Siamo stati scelti per profetizzare!
Mess. Mons. Jonas Abib
Ritengo che cadiamo nell’errore quando pensiamo che Dio non ci chiamerà mai, perché pensiamo che Lui chiama solo le persone particolari. Ma questo non è vero! Non possiamo guardare solo le chiamate specifiche: quello di un sacerdote, una suora. Oggi il Signore chiama molti che non necessariamente sono preti o suore per essere evangelisti e profeti.
Profeta non è colui che indovina il futuro, ma colui, attraverso il quale Dio vuole parlare. L’Onnipotente ha bisogno di uomini in carne ed ossa, che siano la sua bocca, perché vuole parlare attraverso di noi: Lui vuole profetizzare. Nell’Antico Testamento troviamo la storia di Amos che ci aiuta a comprendere cosa significhi essere profeta.
«Non ero profeta, né figlio di profeta; ero un pastore e raccoglitore di sicomori; Il Signore mi prese di dietro al bestiame e il Signore mi disse: Va’, profetizza al mio popolo Israele”. (Am 7,14-15).
Durante la raccolta delle patate, molte di esse finiscono tagliate dalla zappa e non servono più per la commercializzazione.
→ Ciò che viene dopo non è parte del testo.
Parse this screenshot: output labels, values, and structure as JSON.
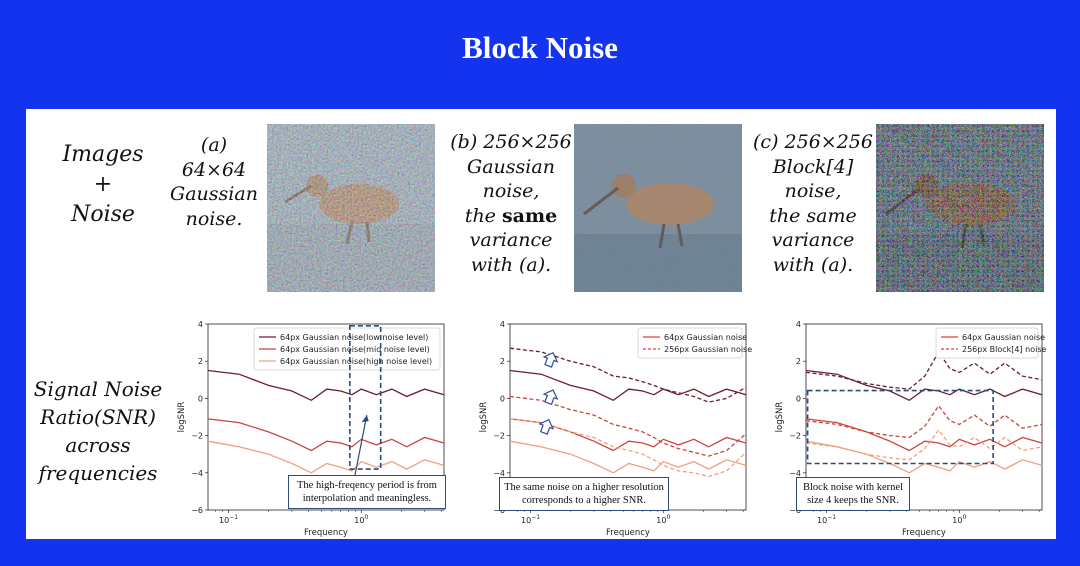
{
  "title": "Block Noise",
  "row_labels": {
    "images": [
      "Images",
      "+",
      "Noise"
    ],
    "snr": [
      "Signal Noise",
      "Ratio(SNR)",
      "across",
      "frequencies"
    ]
  },
  "captions": {
    "a": [
      "(a)",
      "64×64",
      "Gaussian",
      "noise."
    ],
    "b_lines": [
      "(b) 256×256",
      "Gaussian",
      "noise,"
    ],
    "b_same_prefix": "the ",
    "b_same_bold": "same",
    "b_tail": [
      "variance",
      "with (a)."
    ],
    "c": [
      "(c) 256×256",
      "Block[4]",
      "noise,",
      "the same",
      "variance",
      "with (a)."
    ]
  },
  "images": [
    {
      "name": "bird-64px-gaussian",
      "icon": "bird-image-coarse-noise"
    },
    {
      "name": "bird-256px-gaussian",
      "icon": "bird-image-fine-noise"
    },
    {
      "name": "bird-256px-block4",
      "icon": "bird-image-block-noise"
    }
  ],
  "annotations": {
    "a": "The high-freqency period is from interpolation and meaningless.",
    "b": "The same noise on a higher resolution corresponds to a higher SNR.",
    "c": "Block noise with kernel size 4 keeps the SNR."
  },
  "chart_data": [
    {
      "type": "line",
      "xscale": "log",
      "xlim": [
        0.07,
        4.2
      ],
      "ylim": [
        -6,
        4
      ],
      "xlabel": "Frequency",
      "ylabel": "logSNR",
      "xticks": [
        "10^-1",
        "10^0"
      ],
      "yticks": [
        -6,
        -4,
        -2,
        0,
        2,
        4
      ],
      "legend_position": "top-right",
      "series": [
        {
          "name": "64px Gaussian noise(low noise level)",
          "color": "#6b1f2a",
          "dash": "solid",
          "x": [
            0.07,
            0.12,
            0.2,
            0.3,
            0.42,
            0.55,
            0.7,
            0.85,
            1.0,
            1.3,
            1.7,
            2.2,
            3.0,
            4.2
          ],
          "y": [
            1.5,
            1.3,
            0.7,
            0.4,
            -0.1,
            0.5,
            0.4,
            0.2,
            0.5,
            0.2,
            0.5,
            0.1,
            0.5,
            0.2
          ]
        },
        {
          "name": "64px Gaussian noise(mid noise level)",
          "color": "#c8463f",
          "dash": "solid",
          "x": [
            0.07,
            0.12,
            0.2,
            0.3,
            0.42,
            0.55,
            0.7,
            0.85,
            1.0,
            1.3,
            1.7,
            2.2,
            3.0,
            4.2
          ],
          "y": [
            -1.1,
            -1.3,
            -1.8,
            -2.3,
            -2.8,
            -2.3,
            -2.4,
            -2.6,
            -2.2,
            -2.5,
            -2.2,
            -2.6,
            -2.1,
            -2.4
          ]
        },
        {
          "name": "64px Gaussian noise(high noise level)",
          "color": "#f0a080",
          "dash": "solid",
          "x": [
            0.07,
            0.12,
            0.2,
            0.3,
            0.42,
            0.55,
            0.7,
            0.85,
            1.0,
            1.3,
            1.7,
            2.2,
            3.0,
            4.2
          ],
          "y": [
            -2.3,
            -2.6,
            -3.0,
            -3.5,
            -4.0,
            -3.5,
            -3.7,
            -3.9,
            -3.4,
            -3.7,
            -3.4,
            -3.8,
            -3.3,
            -3.6
          ]
        }
      ]
    },
    {
      "type": "line",
      "xscale": "log",
      "xlim": [
        0.07,
        4.2
      ],
      "ylim": [
        -6,
        4
      ],
      "xlabel": "Frequency",
      "ylabel": "logSNR",
      "xticks": [
        "10^-1",
        "10^0"
      ],
      "yticks": [
        -6,
        -4,
        -2,
        0,
        2,
        4
      ],
      "legend_position": "top-right",
      "legend": [
        {
          "name": "64px Gaussian noise",
          "color": "#d9433a",
          "dash": "solid"
        },
        {
          "name": "256px Gaussian noise",
          "color": "#d9433a",
          "dash": "dashed"
        }
      ],
      "series": [
        {
          "color": "#6b1f2a",
          "dash": "solid",
          "x": [
            0.07,
            0.12,
            0.2,
            0.3,
            0.42,
            0.55,
            0.7,
            0.85,
            1.0,
            1.3,
            1.7,
            2.2,
            3.0,
            4.2
          ],
          "y": [
            1.5,
            1.3,
            0.7,
            0.4,
            -0.1,
            0.5,
            0.4,
            0.2,
            0.5,
            0.2,
            0.5,
            0.1,
            0.5,
            0.2
          ]
        },
        {
          "color": "#6b1f2a",
          "dash": "dashed",
          "x": [
            0.07,
            0.12,
            0.2,
            0.3,
            0.42,
            0.55,
            0.7,
            0.85,
            1.0,
            1.3,
            1.7,
            2.2,
            3.0,
            4.2
          ],
          "y": [
            2.7,
            2.5,
            2.0,
            1.7,
            1.2,
            1.1,
            0.9,
            0.7,
            0.5,
            0.3,
            0.1,
            -0.2,
            0.0,
            0.6
          ]
        },
        {
          "color": "#c8463f",
          "dash": "solid",
          "x": [
            0.07,
            0.12,
            0.2,
            0.3,
            0.42,
            0.55,
            0.7,
            0.85,
            1.0,
            1.3,
            1.7,
            2.2,
            3.0,
            4.2
          ],
          "y": [
            -1.1,
            -1.3,
            -1.8,
            -2.3,
            -2.8,
            -2.3,
            -2.4,
            -2.6,
            -2.2,
            -2.5,
            -2.2,
            -2.6,
            -2.1,
            -2.4
          ]
        },
        {
          "color": "#c8463f",
          "dash": "dashed",
          "x": [
            0.07,
            0.12,
            0.2,
            0.3,
            0.42,
            0.55,
            0.7,
            0.85,
            1.0,
            1.3,
            1.7,
            2.2,
            3.0,
            4.2
          ],
          "y": [
            0.1,
            -0.1,
            -0.6,
            -0.9,
            -1.4,
            -1.6,
            -1.8,
            -2.1,
            -2.4,
            -2.7,
            -2.9,
            -3.1,
            -2.8,
            -1.9
          ]
        },
        {
          "color": "#f0a080",
          "dash": "solid",
          "x": [
            0.07,
            0.12,
            0.2,
            0.3,
            0.42,
            0.55,
            0.7,
            0.85,
            1.0,
            1.3,
            1.7,
            2.2,
            3.0,
            4.2
          ],
          "y": [
            -2.3,
            -2.6,
            -3.0,
            -3.5,
            -4.0,
            -3.5,
            -3.7,
            -3.9,
            -3.4,
            -3.7,
            -3.4,
            -3.8,
            -3.3,
            -3.6
          ]
        },
        {
          "color": "#f0a080",
          "dash": "dashed",
          "x": [
            0.07,
            0.12,
            0.2,
            0.3,
            0.42,
            0.55,
            0.7,
            0.85,
            1.0,
            1.3,
            1.7,
            2.2,
            3.0,
            4.2
          ],
          "y": [
            -1.1,
            -1.3,
            -1.8,
            -2.1,
            -2.6,
            -2.8,
            -3.0,
            -3.3,
            -3.6,
            -3.9,
            -4.0,
            -4.2,
            -3.9,
            -2.9
          ]
        }
      ]
    },
    {
      "type": "line",
      "xscale": "log",
      "xlim": [
        0.07,
        4.2
      ],
      "ylim": [
        -6,
        4
      ],
      "xlabel": "Frequency",
      "ylabel": "logSNR",
      "xticks": [
        "10^-1",
        "10^0"
      ],
      "yticks": [
        -6,
        -4,
        -2,
        0,
        2,
        4
      ],
      "legend_position": "top-right",
      "legend": [
        {
          "name": "64px Gaussian noise",
          "color": "#d9433a",
          "dash": "solid"
        },
        {
          "name": "256px Block[4] noise",
          "color": "#d9433a",
          "dash": "dashed"
        }
      ],
      "series": [
        {
          "color": "#6b1f2a",
          "dash": "solid",
          "x": [
            0.07,
            0.12,
            0.2,
            0.3,
            0.42,
            0.55,
            0.7,
            0.85,
            1.0,
            1.3,
            1.7,
            2.2,
            3.0,
            4.2
          ],
          "y": [
            1.5,
            1.3,
            0.7,
            0.4,
            -0.1,
            0.5,
            0.4,
            0.2,
            0.5,
            0.2,
            0.5,
            0.1,
            0.5,
            0.2
          ]
        },
        {
          "color": "#6b1f2a",
          "dash": "dashed",
          "x": [
            0.07,
            0.12,
            0.2,
            0.3,
            0.42,
            0.55,
            0.7,
            0.85,
            1.0,
            1.3,
            1.7,
            2.2,
            3.0,
            4.2
          ],
          "y": [
            1.4,
            1.2,
            0.8,
            0.6,
            0.5,
            1.2,
            2.5,
            1.6,
            1.4,
            1.9,
            1.3,
            1.9,
            1.2,
            1.0
          ]
        },
        {
          "color": "#c8463f",
          "dash": "solid",
          "x": [
            0.07,
            0.12,
            0.2,
            0.3,
            0.42,
            0.55,
            0.7,
            0.85,
            1.0,
            1.3,
            1.7,
            2.2,
            3.0,
            4.2
          ],
          "y": [
            -1.1,
            -1.3,
            -1.8,
            -2.3,
            -2.8,
            -2.3,
            -2.4,
            -2.6,
            -2.2,
            -2.5,
            -2.2,
            -2.6,
            -2.1,
            -2.4
          ]
        },
        {
          "color": "#c8463f",
          "dash": "dashed",
          "x": [
            0.07,
            0.12,
            0.2,
            0.3,
            0.42,
            0.55,
            0.7,
            0.85,
            1.0,
            1.3,
            1.7,
            2.2,
            3.0,
            4.2
          ],
          "y": [
            -1.2,
            -1.4,
            -1.8,
            -2.0,
            -2.1,
            -1.5,
            -0.4,
            -1.2,
            -1.4,
            -0.9,
            -1.5,
            -0.9,
            -1.6,
            -1.4
          ]
        },
        {
          "color": "#f0a080",
          "dash": "solid",
          "x": [
            0.07,
            0.12,
            0.2,
            0.3,
            0.42,
            0.55,
            0.7,
            0.85,
            1.0,
            1.3,
            1.7,
            2.2,
            3.0,
            4.2
          ],
          "y": [
            -2.3,
            -2.6,
            -3.0,
            -3.5,
            -4.0,
            -3.5,
            -3.7,
            -3.9,
            -3.4,
            -3.7,
            -3.4,
            -3.8,
            -3.3,
            -3.6
          ]
        },
        {
          "color": "#f0a080",
          "dash": "dashed",
          "x": [
            0.07,
            0.12,
            0.2,
            0.3,
            0.42,
            0.55,
            0.7,
            0.85,
            1.0,
            1.3,
            1.7,
            2.2,
            3.0,
            4.2
          ],
          "y": [
            -2.4,
            -2.6,
            -3.0,
            -3.2,
            -3.3,
            -2.7,
            -1.7,
            -2.5,
            -2.6,
            -2.1,
            -2.7,
            -2.1,
            -2.8,
            -2.6
          ]
        }
      ]
    }
  ]
}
Con il permesso del proprietario, la gente raccoglie ciò che resta. Io ho vissuto nella fattoria e mia madre raccoglieva sempre i resti della raccolta delle patate. Nella nostra povertà, molte volte, siamo stati salvati da quelle patate. Abbiamo mangiato patate al forno, fritte, purè di patate, zuppa di patate …
Eppure Dio mi ha chiamato come ad Amos. Io non sono niente … Io sono il figlio di un muratore e di una “raccoglitrice” di patate … Ma Dio mi ha chiamato e parla attraverso di me. Sono solo un microfono tra le mani. Dio ha bisogno di altoparlanti da cui si può parlare. Egli ci ha chiamati non solo ad una prima conversione, ma per salvarci, per cambiare le nostre vite, trasformarci, purificarci. Egli ci ha chiamati ad essere profeti i suoi altoparlanti.
(Tratto del libro “Vocazione: una sfida d’amore” di mons. Jonas Abib).